Tehran, meanwhile, said it was reconsidering whether to hold another round of talks with the United States on Iraq after the arrest.

"For another round of negotiations to take place, we have to review this event that has taken place," Iranian Foreign Ministry spokesman Mohammad Ali Hosseini told reporters in his weekly news briefing.

Hosseini said the man, who he identified as "Mr. Farhadi," was in charge of border transactions in the western Iranian province of Kermanshah and went to Iraq on an official invitation. He said Iran expects the Iraqi government to provide security for Iranian nationals there.

"Occasionally Americans do this sort of operation or abduction, which is against international norms," he said. "This U.S. behavior would affect Iran-Iraq relations."

Iraqi President Jalal Talabani, a Kurd, has demanded that the Americans release the Iranian who was detained in a raid in the northern Kurdish city of Sulaimaniyah.

The demand added new pressure to U.S.-Iraqi relations already strained over the Blackwater allegations.

Blackwater is one of three private security firms employed by the State Department to protect its personnel in Iraq, and a decision to force it to pull out would create tremendous difficulties for the U.S. government. There are 48,000 of the private security contractors in Iraq, according to the Government Accountability Office.

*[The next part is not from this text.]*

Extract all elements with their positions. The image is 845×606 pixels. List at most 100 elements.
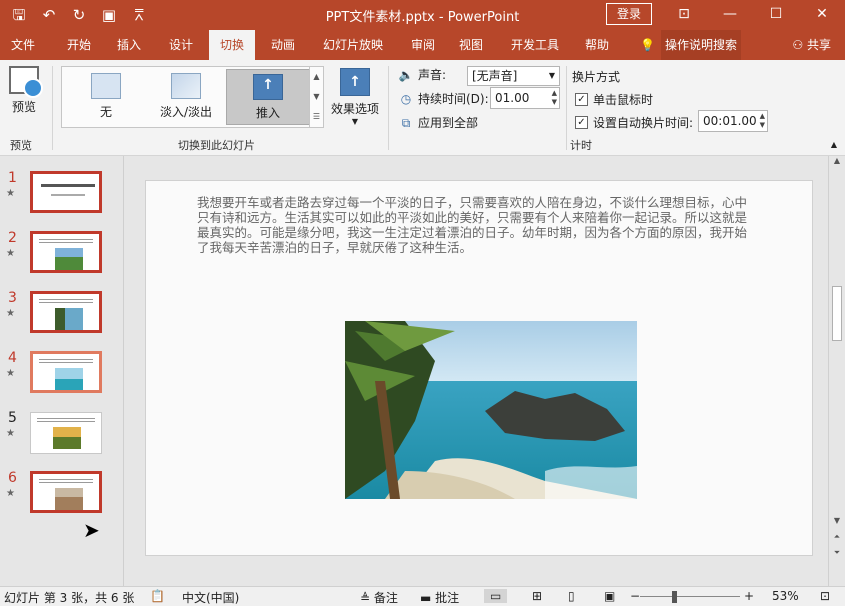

The two other firms, both of which are headquartered in the Washington, D.C., suburbs, are Dyncorp, based in Falls Church, Va., and Triple Canopy, based in Herndon, Va.

It is doubtful that foreign security contractors could be prosecuted under Iraqi law. A directive issued by U.S. occupation authorities in 2004 granted contractors, U.S. troops and many other foreign officials immunity from prosecution under Iraqi law. Security contractors also are not subject to U.S. military law under which U.S. troopers face prosecution for killing or abusing Iraqis.

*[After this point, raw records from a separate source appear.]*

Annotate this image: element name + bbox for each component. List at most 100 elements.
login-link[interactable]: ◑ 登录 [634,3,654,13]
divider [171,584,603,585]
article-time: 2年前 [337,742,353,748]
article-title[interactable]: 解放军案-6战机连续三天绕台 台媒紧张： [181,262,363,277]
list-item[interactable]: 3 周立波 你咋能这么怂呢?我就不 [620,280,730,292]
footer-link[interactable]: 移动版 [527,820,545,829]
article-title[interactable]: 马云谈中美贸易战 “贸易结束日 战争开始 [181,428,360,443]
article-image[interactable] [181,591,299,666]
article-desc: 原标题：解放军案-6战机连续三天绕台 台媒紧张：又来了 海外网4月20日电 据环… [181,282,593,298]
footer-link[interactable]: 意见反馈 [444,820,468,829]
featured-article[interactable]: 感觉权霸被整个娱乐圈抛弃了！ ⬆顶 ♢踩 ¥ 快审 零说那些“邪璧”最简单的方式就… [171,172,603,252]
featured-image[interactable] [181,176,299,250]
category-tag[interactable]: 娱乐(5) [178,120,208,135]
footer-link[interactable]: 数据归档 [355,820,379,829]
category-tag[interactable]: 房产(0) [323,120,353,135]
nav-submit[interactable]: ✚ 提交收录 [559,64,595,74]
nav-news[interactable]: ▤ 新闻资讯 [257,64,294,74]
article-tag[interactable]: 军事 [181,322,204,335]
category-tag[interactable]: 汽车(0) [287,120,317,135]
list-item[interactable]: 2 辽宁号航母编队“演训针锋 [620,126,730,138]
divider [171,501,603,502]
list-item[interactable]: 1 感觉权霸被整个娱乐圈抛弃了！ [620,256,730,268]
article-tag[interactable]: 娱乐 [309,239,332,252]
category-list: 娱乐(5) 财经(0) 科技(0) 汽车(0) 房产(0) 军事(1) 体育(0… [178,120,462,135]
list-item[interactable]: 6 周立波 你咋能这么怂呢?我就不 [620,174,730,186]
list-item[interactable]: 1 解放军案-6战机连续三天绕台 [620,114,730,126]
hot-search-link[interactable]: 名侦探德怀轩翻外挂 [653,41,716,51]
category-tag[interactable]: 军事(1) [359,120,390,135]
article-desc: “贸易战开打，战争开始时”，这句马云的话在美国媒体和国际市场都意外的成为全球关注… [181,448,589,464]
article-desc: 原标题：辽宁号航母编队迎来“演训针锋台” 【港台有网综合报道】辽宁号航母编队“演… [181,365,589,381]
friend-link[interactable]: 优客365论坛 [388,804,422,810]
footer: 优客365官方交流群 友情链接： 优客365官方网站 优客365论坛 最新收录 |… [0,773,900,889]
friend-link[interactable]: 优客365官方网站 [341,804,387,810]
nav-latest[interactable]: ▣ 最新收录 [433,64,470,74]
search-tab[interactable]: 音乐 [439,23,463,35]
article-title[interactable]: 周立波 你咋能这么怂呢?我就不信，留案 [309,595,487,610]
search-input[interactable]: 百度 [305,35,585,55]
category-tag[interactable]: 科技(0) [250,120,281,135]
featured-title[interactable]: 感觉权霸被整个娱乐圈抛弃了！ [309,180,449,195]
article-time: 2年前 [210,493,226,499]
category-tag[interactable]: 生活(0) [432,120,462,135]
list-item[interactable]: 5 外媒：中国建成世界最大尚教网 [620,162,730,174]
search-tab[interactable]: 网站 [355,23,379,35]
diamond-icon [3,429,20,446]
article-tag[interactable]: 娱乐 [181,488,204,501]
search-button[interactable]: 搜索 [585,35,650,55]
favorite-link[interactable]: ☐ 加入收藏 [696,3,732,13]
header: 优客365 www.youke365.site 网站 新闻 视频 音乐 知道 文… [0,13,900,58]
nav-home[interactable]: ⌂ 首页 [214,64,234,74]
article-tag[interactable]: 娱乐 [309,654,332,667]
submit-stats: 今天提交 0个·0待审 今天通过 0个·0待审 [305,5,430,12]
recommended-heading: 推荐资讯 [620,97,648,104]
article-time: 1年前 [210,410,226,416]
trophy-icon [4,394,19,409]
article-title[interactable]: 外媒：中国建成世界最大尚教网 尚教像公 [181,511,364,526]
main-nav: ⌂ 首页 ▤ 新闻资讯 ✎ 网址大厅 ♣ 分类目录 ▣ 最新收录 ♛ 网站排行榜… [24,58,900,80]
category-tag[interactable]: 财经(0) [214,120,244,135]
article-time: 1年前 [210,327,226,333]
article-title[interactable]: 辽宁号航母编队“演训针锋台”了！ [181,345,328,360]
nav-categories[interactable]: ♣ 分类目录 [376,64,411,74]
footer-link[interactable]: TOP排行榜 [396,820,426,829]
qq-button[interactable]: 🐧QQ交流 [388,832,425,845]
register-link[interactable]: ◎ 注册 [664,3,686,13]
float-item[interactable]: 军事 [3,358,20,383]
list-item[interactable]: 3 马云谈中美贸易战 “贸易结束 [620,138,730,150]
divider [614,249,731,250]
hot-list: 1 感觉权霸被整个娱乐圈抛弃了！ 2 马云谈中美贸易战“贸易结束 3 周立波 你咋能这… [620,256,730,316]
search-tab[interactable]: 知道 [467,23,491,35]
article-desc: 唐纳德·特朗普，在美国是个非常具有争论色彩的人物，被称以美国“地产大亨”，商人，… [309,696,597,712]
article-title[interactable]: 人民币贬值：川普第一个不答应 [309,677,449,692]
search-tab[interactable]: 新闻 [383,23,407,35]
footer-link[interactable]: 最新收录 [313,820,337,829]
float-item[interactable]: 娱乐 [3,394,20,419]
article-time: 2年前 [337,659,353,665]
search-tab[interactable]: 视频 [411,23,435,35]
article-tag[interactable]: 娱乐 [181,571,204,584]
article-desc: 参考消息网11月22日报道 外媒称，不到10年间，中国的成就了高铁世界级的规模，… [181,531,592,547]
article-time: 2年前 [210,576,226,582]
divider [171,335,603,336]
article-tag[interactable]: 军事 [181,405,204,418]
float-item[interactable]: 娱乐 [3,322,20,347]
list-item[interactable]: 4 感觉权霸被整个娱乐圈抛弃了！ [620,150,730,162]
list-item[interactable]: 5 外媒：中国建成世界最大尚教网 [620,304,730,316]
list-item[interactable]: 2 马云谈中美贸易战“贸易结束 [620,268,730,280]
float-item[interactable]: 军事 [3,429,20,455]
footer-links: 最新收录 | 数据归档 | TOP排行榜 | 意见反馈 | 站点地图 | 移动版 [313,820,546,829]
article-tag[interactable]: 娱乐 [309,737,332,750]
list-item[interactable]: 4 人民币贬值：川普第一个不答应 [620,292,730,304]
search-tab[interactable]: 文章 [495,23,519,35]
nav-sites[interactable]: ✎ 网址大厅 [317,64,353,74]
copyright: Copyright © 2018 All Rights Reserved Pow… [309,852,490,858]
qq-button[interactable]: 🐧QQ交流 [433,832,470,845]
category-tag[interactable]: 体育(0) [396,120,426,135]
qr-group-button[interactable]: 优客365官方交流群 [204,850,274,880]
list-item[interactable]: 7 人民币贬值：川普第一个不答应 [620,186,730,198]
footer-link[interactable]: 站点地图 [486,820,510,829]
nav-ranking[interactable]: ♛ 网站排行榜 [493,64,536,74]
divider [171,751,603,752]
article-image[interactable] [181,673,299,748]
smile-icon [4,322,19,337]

Iraqi officials have said in the wake of the Nisoor Square shooting that they will press for amendments to the 2004 directive.

"Iraqi criminal law should be activated on Iraqi soil against any kind of criminal activity," Sheikhly said.

But he declined to comment on statements from other Iraqi officials that the Blackwater case would be referred to Iraqi courts, pending the results of the separate committee investigations, which he said could be expected in a few days.

Interior Ministry spokesman Maj. Gen. Abdul-Karim Khalaf said Saturday that Iraqi authorities had completed an investigation into the Sept. 16 shooting in Nisoor Square in western Baghdad and concluded that Blackwater guards were responsible for the deaths.

He told The Associated Press that the conclusion was based on witness statements as well as videotape shot by cameras at the nearby headquarters of the national police command. He said eight people were killed at the scene and three of the 15 wounded died in hospitals.

Blackwater, which provides most of the security for U.S. diplomats and civilian officials in Iraq, has insisted that its guards came under fire from armed insurgents and shot back only to defend themselves.

Blackwater spokeswoman Anne Tyrrell said Saturday that she knew nothing about the videotape and was contractually prohibited from discussing details of the shooting.